Литературоведам наших дней не очень легко сговориться, куда зачислить лирику Тракля — по ведомству ли экспрессионизма или все же по иной рубрике, например, символизма, импрессионизма, неоромантики, югендштиля? 11Поэта все же чаще принято рассматривать как раннего экспрессиониста. Очевидно, однако, что подобного рода классификация неизбежно условна. Границы между различными областями того, что по-немецки называется die Moderne, зыбки, а Тракль не был среднеарифметическим представителем той или иной поэтической генерации, одним из многих, простым наглядным примером в историко-литературном дискурсе.
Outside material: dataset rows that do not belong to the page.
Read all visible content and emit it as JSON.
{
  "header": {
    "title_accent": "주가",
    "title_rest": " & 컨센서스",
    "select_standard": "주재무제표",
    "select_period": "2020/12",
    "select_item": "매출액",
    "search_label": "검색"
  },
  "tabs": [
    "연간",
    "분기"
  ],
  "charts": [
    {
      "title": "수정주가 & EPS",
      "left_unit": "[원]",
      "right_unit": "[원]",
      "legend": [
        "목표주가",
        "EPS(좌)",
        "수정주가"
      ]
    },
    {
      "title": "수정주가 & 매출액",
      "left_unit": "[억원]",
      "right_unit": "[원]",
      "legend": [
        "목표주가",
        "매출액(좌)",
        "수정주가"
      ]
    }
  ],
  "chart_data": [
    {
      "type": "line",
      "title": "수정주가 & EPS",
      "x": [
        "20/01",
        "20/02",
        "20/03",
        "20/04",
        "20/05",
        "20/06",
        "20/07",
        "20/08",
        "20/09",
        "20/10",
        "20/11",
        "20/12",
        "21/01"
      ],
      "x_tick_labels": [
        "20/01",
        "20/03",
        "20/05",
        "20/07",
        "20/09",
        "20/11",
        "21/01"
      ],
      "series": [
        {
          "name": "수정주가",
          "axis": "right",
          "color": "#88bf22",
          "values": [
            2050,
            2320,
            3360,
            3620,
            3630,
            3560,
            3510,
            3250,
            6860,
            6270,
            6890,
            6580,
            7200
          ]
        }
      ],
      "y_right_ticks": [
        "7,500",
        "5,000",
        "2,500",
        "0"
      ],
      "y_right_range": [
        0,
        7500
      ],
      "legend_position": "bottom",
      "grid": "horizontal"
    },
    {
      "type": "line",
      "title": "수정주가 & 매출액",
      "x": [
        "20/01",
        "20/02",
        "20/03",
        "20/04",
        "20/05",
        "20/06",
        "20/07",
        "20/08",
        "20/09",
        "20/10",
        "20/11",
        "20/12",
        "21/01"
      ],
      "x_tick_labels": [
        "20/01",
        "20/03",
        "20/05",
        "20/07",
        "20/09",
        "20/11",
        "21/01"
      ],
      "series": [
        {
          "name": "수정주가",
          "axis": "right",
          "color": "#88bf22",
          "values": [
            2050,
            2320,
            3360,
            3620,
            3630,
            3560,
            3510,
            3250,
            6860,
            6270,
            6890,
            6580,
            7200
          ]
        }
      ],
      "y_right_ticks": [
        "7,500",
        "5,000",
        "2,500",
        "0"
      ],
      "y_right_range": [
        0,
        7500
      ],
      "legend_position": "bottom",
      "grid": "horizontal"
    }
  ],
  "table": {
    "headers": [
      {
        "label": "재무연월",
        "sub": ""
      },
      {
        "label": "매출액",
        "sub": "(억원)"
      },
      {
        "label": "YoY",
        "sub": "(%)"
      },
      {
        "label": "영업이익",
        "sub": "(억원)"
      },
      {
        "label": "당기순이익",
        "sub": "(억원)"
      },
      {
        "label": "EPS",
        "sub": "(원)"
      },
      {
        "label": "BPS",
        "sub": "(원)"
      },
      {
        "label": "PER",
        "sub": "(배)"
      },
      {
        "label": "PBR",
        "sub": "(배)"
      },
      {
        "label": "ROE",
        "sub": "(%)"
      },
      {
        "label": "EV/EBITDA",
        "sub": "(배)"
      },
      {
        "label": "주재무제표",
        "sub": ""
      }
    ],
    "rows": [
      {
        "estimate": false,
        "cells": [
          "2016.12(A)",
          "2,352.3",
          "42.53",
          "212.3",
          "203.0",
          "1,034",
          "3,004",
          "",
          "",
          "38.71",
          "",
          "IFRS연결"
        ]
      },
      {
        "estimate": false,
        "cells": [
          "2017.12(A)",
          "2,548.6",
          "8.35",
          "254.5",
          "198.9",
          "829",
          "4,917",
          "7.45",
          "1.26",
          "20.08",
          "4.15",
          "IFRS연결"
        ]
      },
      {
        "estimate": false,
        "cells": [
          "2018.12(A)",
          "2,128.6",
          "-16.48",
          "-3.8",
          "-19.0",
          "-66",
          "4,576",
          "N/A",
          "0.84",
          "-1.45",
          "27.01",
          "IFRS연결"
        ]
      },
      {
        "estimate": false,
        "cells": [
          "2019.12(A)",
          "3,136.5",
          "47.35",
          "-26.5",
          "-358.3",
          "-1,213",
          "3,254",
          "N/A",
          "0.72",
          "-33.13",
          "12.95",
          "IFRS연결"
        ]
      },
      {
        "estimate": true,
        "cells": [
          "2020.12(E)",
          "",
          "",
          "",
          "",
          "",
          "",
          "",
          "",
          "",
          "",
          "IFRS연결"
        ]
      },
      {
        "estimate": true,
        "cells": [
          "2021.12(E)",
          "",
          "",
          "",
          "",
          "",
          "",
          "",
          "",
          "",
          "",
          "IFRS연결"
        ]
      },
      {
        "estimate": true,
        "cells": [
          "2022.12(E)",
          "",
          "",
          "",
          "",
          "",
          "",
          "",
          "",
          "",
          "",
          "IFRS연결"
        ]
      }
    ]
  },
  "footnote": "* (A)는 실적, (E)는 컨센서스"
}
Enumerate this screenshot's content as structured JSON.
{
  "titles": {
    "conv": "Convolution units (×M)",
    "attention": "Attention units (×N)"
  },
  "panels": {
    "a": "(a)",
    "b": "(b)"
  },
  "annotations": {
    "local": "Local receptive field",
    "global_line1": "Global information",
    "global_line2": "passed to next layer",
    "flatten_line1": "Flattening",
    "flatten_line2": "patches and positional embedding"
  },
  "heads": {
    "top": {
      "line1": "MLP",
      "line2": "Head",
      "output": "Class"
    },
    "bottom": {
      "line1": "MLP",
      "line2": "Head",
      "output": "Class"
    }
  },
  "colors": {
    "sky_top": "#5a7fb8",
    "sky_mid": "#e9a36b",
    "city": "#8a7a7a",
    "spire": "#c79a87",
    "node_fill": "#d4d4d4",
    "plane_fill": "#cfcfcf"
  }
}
Он был самим собой.
Итак, в центре лирики Тракля, как и приличествует “пруклятому поэту”, — парадоксальное тождество света и мрака, духовности и кощунства, притом тождество это понимается им самим как знак исторической или метаисторической катастрофы, как эсхатологическое знамение Endzeit, “последних времен” — скажем, гибели Европы или конца света. В пределе каждый образ имеет здесь три взаимосвязанные функции: во-первых, выявлять сакральную символику созерцательности и аскезы; во-вторых, намечать инфернальную атмосферу переступания запретов и безблагодатной обреченности; в-третьих, указывать на “горькое время конца” . Этим определяется специфический характер траклевской образности.
Зададим себе в этой связи странный вопрос: что есть общего — хотя бы чисто формально, в функции темы для воображения, — у традиционно-христианского (и специально католического) сакраментализма, у “криминальной” атмосферы намеков на неназываемый грех и у симптоматики надвигающейся катастрофы? Последовательно представим себе — коленопреклоненного католика, на “адорации” не отводящего глаз от Гостии; преступника, скажем, Раскольникова у Достоевского, погруженного в созерцание кровавого пятна или прислушивающегося к звуку пресловутого звонка; неизлечимо больного, пристально рассматривающего проступивший на его теле симптом болезни. Очевидно, во всех трех случаях имеет место “неестественно” сосредоточенная и неподвижная фиксация внимания на некоем минимуме сенсорной данности, в пределе — на не имеющей протяженности значащей точке, резкий перевес знаковости предмета над предметностью знака. Пластически-конкретное обличье отступает, вместо него и за его счет художественно разрабатывается перегруженность значением и вневременно затянувшаяся — как предсмертное прощание — статично-медитирующая сосредоточенность на этом значении. Техника медитации, эта освященная традицией стратегия ответа на сакраментальную реальность, распространяется у Тракля на реальность греха и недуга, вслед за Бодлером и Рембо понимаемую как сакраментальное навыворот 12. Как для веры во всем — мистическое присутствие, так для “пруклятого” во всем — и след преступления, и знак конца: и поэт непрерывно принуждает читателя к медитативному вглядыванию, продлевая, подчеркнуто затягивая этот акт. Эмоциональным фоном служит испуг.